Babe leaves and Marie begins to rehearse the way she wants to “accidently” meet Papa. Griffith cleverly uses double exposure to show us her thoughts, but everything goes kablooey when a mouse runs up her leg and Papa comes to the rescue. There is no subtlety in Haver’s reaction. So obvious is it that Marie is trying to hook a Sugar Daddy, you have to wonder how such a ninny as Judson could have made so much money. His doofusness is underscored during a scene in which he attempts to get into physical shape by working out and ends up looking like he stepped out of one of those “How To” Goofy cartoons. 

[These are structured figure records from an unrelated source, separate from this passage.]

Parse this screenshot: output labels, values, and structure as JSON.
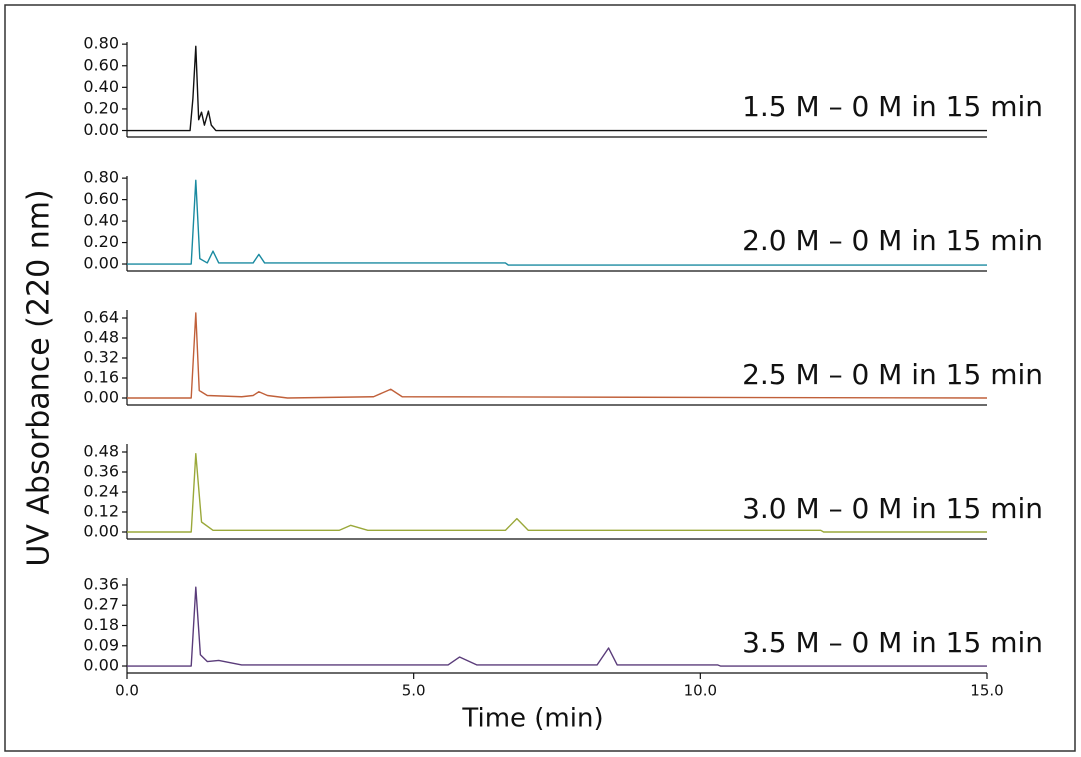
{
  "ylabel": "UV Absorbance (220 nm)",
  "xlabel": "Time (min)",
  "chart_data": [
    {
      "type": "line",
      "annotation": "1.5 M – 0 M in 15 min",
      "color": "#111111",
      "x": [
        0,
        1.1,
        1.15,
        1.2,
        1.25,
        1.3,
        1.35,
        1.42,
        1.47,
        1.55,
        15
      ],
      "values": [
        0,
        0,
        0.3,
        0.78,
        0.1,
        0.17,
        0.05,
        0.18,
        0.05,
        0,
        0
      ],
      "xlim": [
        0,
        15
      ],
      "ylim": [
        -0.06,
        0.82
      ],
      "yticks": [
        {
          "value": 0,
          "label": "0.00"
        },
        {
          "value": 0.2,
          "label": "0.20"
        },
        {
          "value": 0.4,
          "label": "0.40"
        },
        {
          "value": 0.6,
          "label": "0.60"
        },
        {
          "value": 0.8,
          "label": "0.80"
        }
      ]
    },
    {
      "type": "line",
      "annotation": "2.0 M – 0 M in 15 min",
      "color": "#1a8aa0",
      "x": [
        0,
        1.12,
        1.2,
        1.27,
        1.4,
        1.5,
        1.6,
        2.2,
        2.3,
        2.4,
        6.6,
        6.65,
        15
      ],
      "values": [
        0,
        0,
        0.78,
        0.05,
        0.01,
        0.12,
        0.01,
        0.01,
        0.09,
        0.01,
        0.01,
        -0.01,
        -0.01
      ],
      "xlim": [
        0,
        15
      ],
      "ylim": [
        -0.065,
        0.82
      ],
      "yticks": [
        {
          "value": 0,
          "label": "0.00"
        },
        {
          "value": 0.2,
          "label": "0.20"
        },
        {
          "value": 0.4,
          "label": "0.40"
        },
        {
          "value": 0.6,
          "label": "0.60"
        },
        {
          "value": 0.8,
          "label": "0.80"
        }
      ]
    },
    {
      "type": "line",
      "annotation": "2.5 M – 0 M in 15 min",
      "color": "#c0603a",
      "x": [
        0,
        1.12,
        1.2,
        1.26,
        1.4,
        2.0,
        2.2,
        2.3,
        2.45,
        2.8,
        4.3,
        4.6,
        4.8,
        15
      ],
      "values": [
        0,
        0,
        0.68,
        0.06,
        0.02,
        0.01,
        0.02,
        0.05,
        0.02,
        0,
        0.01,
        0.07,
        0.01,
        0
      ],
      "xlim": [
        0,
        15
      ],
      "ylim": [
        -0.056,
        0.704
      ],
      "yticks": [
        {
          "value": 0,
          "label": "0.00"
        },
        0.16,
        0.32,
        0.48,
        0.64
      ]
    },
    {
      "type": "line",
      "annotation": "3.0 M – 0 M in 15 min",
      "color": "#9aa83a",
      "x": [
        0,
        1.12,
        1.2,
        1.3,
        1.5,
        3.7,
        3.9,
        4.2,
        6.6,
        6.8,
        7.0,
        12.1,
        12.15,
        15
      ],
      "values": [
        0,
        0,
        0.47,
        0.06,
        0.01,
        0.01,
        0.04,
        0.01,
        0.01,
        0.08,
        0.01,
        0.01,
        0,
        0
      ],
      "xlim": [
        0,
        15
      ],
      "ylim": [
        -0.042,
        0.528
      ],
      "yticks": [
        {
          "value": 0,
          "label": "0.00"
        },
        0.12,
        0.24,
        0.36,
        0.48
      ]
    },
    {
      "type": "line",
      "annotation": "3.5 M – 0 M in 15 min",
      "color": "#5a3c7a",
      "x": [
        0,
        1.12,
        1.2,
        1.28,
        1.4,
        1.6,
        1.9,
        2.0,
        5.6,
        5.8,
        6.1,
        8.2,
        8.4,
        8.55,
        10.3,
        10.35,
        15
      ],
      "values": [
        0,
        0,
        0.35,
        0.05,
        0.02,
        0.025,
        0.01,
        0.005,
        0.005,
        0.04,
        0.005,
        0.005,
        0.08,
        0.005,
        0.005,
        0,
        0
      ],
      "xlim": [
        0,
        15
      ],
      "ylim": [
        -0.031,
        0.391
      ],
      "yticks": [
        {
          "value": 0,
          "label": "0.00"
        },
        0.09,
        0.18,
        0.27,
        0.36
      ],
      "xticks": [
        {
          "value": 0,
          "label": "0.0"
        },
        {
          "value": 5,
          "label": "5.0"
        },
        {
          "value": 10,
          "label": "10.0"
        },
        {
          "value": 15,
          "label": "15.0"
        }
      ]
    }
  ]
}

Taking the Judson family’s problem seriously would be a lot easier for the audience if Griffith and story writer Daniel Carson Goodman had introduced material indicating that Papa was undergoing a mid-life crisis before meeting Marie. Her flirtation would then have been the straw that broke the back of his middle class respectability instead of the entire hay stack. Not only do we wonder how he’s gotten along successfully in the world of high finance, we wonder how his family has ever seen him as anything but a boob.

Okay, now Papa is “working late” every night so he can step out with Marie. The penny drops when Ruth and her brother take Mama out to a night club and run into Judson and his girlfriend. Papa moves out so he can spend all his free time with Marie. Ruth goes to Marie’s apartment with a gun and the two of them get into a fight. Ruth decides to show Papa what a fool he is (finally) by throwing herself at Babe. I know, but it sort of makes sense in context. Or not.

The picture’s main reason for being is . . . what? Haver’s legs? A warning to middle aged men to not covet the grass on the other side of the fence? A reminder to families that old Dad may be an idiot but he’s better than no Dad at all? That any guy named Babe, with greased down hair and a pencil mustache, will make your typical lounge lizard look like a first year student in a Presbyterian seminary? At a distance of almost 90 years, it’s hard to tell.

The cinematography was by Griffith standout Billy Bitzer working with Karl Struss. James Smith was the editor, and the settings were created by William Cameron Menzies. It’s very slick and professional.

So what’s the problem? The film is a remake, the original having also been directed by Griffith and released in 1914. It was Griffith’s second feature. Starring Donald Crisp, Lillian Gish (as the daughter) and Fay Tincher, the first version was strait melodrama. Not much of it still exists so a meaningful comparison is impossible.

Perhaps grafting on the comedy weakens the theme. Hersholt was a fine comic actor, but in his scene with the exercise equipment he has the look of a performer who was told, “Okay, be funny” and then given no further help.

The Battle of the Sexes is not a terrible movie. It’s just a movie.